Here’s the kicker though: 63% of respondents admit they would have purchased (some) proper retail DVDs if they hadn’t been able to copy. Shocking, eh? That distant mewling sound is thousands of outraged content providers birthing kittens like they’re flakes of dandruff.
However, our alarm bells are ringing all over this one, not least because whenever a consulting company comes up with these figures it is usually in its very best interest to say that piracy is killing the entertainment industry.
First of all, it is interesting that Futuresource has been avoided measuring the more appealing source of piracy – Peer-to-peer filesharing. I believe that if Hollywood is ever to wake up and realise that trying to stem the piracy tide via lawsuits is doomed to failure, and that the role of disc rental is going to continue to be of huge importance to that effort. The results of this analysis look worryingly like scaremongering and risk painting legitimate disc rental services in a bad light.
Quoting from the survey itself (PDF): “In the last 6 months, what % of respondents have made copies of DVDs?” Answer: 36%.
Let’s not forget that the creation of backups of your own DVDs is an extremely grey area at the best of times, and though I believe it is technical still illegal in the UK, it is widely used for entirely personal reasons and by no means for the illegal distribution and sale of content. Incidentally, in the US a fair-use clause protects those who want to make backups.
So, a good proportion of that 36% of respondents could well be protecting themselves against damage to their very own discs.
In fact, the report even says as much: “The majority of people are copying from their own purchased DVDs”. However, as mention earlier, it also notes that “a significant proportion of people are copying from rented and borrowed titles.”
Fair enough. Clearly one of the major risks when it comes to DVD rental services is that you could happily copy everything you get sent and build up an enormous collection in no time flat. However, it does go back to the now rather weary argument that ‘you wouldn’t have bought it anyway’. Yeah, it’s an old one, but I think it’s still relevant in this case. No, you wouldn’t have actually bought all that stuff if you didn’t copy it. You probably couldn’t even afford to.
However, the survey also observes “If [copiers] had not been able to make copies of DVDs, 63% of respondents in the UK would have purchased all, some or at least a few of the titles; clearly indicating the scale of the lost revenues to the home video industry from home copying.”

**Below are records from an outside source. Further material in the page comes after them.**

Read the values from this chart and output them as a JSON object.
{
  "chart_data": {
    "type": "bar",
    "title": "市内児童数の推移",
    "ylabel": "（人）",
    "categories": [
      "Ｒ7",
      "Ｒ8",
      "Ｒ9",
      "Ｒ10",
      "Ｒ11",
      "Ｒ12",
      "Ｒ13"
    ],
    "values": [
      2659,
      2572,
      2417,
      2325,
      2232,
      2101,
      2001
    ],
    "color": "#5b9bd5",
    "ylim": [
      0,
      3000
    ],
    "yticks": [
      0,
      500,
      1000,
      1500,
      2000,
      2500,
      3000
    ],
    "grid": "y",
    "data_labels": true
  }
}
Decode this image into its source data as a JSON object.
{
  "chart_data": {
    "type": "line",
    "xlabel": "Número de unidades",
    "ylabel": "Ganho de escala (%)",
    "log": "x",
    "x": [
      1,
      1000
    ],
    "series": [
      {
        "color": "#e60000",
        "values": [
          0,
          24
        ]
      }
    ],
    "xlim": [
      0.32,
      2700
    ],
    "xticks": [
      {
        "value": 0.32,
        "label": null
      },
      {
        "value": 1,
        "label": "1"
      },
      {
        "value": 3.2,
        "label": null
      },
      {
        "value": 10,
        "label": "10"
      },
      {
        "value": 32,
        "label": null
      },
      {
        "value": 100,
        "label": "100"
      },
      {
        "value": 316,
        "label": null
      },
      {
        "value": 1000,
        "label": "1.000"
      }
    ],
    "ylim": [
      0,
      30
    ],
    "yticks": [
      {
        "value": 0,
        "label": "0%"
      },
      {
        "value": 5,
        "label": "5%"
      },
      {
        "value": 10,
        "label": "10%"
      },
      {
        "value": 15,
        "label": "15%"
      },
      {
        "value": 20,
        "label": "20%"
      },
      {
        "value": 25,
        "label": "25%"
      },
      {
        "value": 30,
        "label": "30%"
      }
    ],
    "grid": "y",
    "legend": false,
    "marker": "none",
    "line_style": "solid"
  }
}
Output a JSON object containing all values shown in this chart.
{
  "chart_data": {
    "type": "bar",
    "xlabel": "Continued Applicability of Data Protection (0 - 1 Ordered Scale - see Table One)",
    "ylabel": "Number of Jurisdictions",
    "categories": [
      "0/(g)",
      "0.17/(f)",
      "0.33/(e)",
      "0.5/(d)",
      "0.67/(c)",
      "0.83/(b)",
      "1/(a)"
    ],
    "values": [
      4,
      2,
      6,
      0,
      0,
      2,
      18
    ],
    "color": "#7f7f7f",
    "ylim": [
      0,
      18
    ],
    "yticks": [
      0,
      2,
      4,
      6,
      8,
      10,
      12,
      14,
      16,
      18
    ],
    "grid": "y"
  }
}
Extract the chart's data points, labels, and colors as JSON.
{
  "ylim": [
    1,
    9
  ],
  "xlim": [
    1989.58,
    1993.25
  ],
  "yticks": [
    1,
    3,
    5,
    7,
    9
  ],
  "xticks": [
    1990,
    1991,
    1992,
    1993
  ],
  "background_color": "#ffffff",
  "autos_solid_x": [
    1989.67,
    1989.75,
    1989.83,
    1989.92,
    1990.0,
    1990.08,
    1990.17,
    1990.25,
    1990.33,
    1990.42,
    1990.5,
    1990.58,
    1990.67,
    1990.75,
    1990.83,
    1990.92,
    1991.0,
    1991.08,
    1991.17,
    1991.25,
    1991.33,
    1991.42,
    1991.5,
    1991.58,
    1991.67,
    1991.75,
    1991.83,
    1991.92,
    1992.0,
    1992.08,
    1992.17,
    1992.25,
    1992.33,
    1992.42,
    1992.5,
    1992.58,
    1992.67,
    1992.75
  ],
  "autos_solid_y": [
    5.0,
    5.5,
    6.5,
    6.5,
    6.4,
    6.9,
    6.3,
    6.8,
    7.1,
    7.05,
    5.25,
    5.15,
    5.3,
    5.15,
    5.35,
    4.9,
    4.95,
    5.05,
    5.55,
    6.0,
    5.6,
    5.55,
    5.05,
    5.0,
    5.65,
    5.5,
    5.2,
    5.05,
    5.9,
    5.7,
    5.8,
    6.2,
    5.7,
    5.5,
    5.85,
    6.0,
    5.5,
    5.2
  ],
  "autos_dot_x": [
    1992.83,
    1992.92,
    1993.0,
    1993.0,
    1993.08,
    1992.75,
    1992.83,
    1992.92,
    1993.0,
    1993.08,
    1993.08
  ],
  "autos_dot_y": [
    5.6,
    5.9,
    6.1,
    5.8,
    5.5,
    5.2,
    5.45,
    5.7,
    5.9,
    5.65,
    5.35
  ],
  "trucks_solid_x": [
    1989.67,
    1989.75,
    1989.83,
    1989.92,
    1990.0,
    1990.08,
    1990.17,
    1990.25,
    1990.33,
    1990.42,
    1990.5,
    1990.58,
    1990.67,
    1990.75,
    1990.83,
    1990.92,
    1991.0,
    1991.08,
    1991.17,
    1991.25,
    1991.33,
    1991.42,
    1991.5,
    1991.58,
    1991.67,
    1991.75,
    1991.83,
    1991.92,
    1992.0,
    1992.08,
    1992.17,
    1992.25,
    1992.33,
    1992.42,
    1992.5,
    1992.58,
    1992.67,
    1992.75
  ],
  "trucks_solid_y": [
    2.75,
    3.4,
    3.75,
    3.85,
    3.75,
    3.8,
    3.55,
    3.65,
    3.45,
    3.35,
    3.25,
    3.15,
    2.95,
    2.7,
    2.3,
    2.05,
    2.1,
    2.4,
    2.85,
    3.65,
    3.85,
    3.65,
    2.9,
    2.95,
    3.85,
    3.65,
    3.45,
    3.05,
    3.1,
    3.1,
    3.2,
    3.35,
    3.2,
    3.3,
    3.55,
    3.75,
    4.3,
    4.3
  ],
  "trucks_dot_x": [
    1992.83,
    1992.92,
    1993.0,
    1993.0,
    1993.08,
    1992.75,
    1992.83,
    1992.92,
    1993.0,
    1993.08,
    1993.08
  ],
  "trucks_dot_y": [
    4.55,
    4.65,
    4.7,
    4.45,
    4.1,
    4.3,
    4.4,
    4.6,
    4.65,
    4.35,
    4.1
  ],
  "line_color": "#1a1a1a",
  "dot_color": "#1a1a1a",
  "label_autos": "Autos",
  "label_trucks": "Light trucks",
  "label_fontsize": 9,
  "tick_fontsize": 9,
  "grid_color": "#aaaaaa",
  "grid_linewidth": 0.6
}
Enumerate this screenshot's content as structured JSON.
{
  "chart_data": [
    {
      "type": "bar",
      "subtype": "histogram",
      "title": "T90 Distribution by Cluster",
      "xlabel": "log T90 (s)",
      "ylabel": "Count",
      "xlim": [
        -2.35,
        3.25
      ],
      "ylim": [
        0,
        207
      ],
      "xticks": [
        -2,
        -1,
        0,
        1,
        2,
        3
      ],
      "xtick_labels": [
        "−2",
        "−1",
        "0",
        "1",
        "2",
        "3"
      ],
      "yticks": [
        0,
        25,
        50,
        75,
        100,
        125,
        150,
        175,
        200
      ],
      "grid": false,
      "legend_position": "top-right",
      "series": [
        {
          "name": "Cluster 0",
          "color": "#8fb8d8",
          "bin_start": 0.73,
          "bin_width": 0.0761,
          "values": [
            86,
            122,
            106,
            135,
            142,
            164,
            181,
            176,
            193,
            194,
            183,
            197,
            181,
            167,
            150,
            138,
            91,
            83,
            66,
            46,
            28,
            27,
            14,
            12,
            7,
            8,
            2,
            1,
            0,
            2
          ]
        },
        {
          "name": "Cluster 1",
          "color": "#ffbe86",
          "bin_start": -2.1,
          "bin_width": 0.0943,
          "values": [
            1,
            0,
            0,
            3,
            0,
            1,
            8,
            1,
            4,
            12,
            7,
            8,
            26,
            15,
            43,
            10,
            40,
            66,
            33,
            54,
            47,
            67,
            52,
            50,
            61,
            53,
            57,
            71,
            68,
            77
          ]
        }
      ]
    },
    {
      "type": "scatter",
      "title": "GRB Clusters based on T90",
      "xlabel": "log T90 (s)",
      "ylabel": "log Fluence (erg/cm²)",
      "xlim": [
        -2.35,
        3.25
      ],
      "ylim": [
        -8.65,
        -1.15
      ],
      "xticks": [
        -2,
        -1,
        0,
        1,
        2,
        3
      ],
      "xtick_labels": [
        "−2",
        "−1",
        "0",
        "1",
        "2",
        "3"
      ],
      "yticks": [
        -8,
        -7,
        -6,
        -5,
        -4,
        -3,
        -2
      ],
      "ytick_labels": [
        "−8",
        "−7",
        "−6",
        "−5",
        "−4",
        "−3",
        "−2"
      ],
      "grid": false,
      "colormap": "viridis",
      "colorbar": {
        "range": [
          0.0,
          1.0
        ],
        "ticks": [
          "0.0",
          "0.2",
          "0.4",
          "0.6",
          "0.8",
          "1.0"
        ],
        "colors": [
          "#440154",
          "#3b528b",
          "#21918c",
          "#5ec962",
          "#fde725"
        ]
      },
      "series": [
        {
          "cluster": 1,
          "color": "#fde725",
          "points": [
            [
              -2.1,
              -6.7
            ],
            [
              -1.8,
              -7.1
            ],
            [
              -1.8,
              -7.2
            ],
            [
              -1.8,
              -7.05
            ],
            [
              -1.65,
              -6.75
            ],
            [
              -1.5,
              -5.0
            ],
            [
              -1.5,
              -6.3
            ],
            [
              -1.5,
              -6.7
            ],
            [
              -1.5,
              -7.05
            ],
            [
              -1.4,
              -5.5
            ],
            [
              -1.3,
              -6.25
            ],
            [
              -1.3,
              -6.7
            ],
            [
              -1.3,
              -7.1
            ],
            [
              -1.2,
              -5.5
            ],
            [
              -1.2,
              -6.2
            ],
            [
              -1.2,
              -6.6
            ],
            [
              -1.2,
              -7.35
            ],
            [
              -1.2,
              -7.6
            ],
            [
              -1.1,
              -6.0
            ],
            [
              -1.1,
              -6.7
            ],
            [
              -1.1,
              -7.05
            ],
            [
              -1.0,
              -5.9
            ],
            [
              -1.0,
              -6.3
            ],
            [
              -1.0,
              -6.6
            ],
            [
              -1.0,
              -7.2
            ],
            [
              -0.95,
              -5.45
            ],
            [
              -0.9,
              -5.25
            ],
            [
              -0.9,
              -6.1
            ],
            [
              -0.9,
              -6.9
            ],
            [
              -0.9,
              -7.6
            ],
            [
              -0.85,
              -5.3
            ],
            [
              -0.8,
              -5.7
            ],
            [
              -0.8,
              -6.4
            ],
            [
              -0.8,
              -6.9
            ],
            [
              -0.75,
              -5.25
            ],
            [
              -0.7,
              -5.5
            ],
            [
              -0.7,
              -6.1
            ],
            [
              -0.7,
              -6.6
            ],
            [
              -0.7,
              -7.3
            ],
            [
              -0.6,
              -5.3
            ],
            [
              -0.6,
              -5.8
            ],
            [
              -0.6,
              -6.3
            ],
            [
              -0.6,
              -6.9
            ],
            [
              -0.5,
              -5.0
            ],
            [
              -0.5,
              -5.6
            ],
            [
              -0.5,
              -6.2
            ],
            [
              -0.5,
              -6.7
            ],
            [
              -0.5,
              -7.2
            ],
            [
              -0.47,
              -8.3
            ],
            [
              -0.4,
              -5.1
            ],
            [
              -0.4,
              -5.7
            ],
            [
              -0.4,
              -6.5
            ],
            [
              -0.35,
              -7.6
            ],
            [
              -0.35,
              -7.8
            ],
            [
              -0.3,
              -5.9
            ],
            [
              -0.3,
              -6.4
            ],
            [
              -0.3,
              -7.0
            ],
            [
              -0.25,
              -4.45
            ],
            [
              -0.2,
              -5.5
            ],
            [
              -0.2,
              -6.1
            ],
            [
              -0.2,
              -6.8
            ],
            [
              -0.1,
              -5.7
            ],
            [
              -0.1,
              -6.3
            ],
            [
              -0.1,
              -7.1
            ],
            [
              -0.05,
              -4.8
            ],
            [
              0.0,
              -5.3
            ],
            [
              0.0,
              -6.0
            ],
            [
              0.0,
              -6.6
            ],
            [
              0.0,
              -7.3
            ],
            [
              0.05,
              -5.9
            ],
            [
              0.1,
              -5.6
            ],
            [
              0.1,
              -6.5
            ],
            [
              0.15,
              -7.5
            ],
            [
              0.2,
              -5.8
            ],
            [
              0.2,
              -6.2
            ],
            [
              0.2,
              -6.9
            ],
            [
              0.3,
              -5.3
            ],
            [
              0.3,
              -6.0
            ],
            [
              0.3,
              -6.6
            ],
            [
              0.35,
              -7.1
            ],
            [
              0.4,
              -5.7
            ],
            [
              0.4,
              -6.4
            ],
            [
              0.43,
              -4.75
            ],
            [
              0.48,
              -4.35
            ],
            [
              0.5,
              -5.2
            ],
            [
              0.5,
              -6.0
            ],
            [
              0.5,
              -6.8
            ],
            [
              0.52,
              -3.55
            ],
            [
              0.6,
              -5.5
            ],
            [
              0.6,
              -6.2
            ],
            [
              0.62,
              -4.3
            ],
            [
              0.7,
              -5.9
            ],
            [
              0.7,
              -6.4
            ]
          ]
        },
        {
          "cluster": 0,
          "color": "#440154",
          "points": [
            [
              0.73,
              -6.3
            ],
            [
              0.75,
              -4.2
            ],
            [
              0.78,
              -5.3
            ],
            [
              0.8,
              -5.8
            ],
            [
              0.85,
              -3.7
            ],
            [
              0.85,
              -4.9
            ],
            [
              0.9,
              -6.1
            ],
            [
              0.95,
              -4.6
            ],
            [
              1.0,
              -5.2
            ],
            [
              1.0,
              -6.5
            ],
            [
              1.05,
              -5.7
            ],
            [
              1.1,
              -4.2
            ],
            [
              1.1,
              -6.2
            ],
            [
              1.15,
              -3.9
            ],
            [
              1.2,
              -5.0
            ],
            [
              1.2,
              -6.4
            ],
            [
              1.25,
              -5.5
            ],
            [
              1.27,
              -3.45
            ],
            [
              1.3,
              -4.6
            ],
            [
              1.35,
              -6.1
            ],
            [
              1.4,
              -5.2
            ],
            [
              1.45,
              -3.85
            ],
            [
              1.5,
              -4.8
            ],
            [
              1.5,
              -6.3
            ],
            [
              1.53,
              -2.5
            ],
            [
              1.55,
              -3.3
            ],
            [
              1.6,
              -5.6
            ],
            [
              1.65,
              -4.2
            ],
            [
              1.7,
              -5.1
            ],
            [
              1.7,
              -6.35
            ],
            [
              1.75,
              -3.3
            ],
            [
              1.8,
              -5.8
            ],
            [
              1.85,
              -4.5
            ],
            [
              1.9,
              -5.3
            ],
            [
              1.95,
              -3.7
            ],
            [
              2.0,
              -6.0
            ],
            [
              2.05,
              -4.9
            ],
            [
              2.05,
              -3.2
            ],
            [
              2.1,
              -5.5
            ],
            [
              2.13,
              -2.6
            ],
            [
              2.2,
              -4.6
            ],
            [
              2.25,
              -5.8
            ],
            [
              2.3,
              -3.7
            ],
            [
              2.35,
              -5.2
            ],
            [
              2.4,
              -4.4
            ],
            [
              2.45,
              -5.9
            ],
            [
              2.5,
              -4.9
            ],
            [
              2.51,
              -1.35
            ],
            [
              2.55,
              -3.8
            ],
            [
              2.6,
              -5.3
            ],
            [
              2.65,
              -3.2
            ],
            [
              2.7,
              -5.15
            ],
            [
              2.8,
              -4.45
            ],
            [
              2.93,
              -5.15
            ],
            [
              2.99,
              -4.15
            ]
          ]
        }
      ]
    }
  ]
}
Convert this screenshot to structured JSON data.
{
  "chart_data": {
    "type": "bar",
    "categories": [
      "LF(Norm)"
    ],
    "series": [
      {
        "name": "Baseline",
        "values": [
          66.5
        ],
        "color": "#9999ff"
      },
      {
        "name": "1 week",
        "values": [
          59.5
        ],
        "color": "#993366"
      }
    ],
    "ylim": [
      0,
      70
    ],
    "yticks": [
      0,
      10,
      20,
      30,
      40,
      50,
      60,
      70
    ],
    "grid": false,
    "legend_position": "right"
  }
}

I’m particularly interested in the part where it says “had not been able to make copies of DVDs”. Does that mean that if it was just impossible to copy DVDs at all, or if no rental service was available from which to copy? It is a very ambiguous question. Is this survey taking into account the revenue being generated for the content providers by the rental services? I doubt it.
Therefore, this is hardly a clear indication of revenue being lost to this practise. Yes, I’ve no doubt there are people out there stealing when they could easily be buying. But I think there’s a hell of a lot more to lose from demonising legitimate services with, at best, shaky piracy concerns.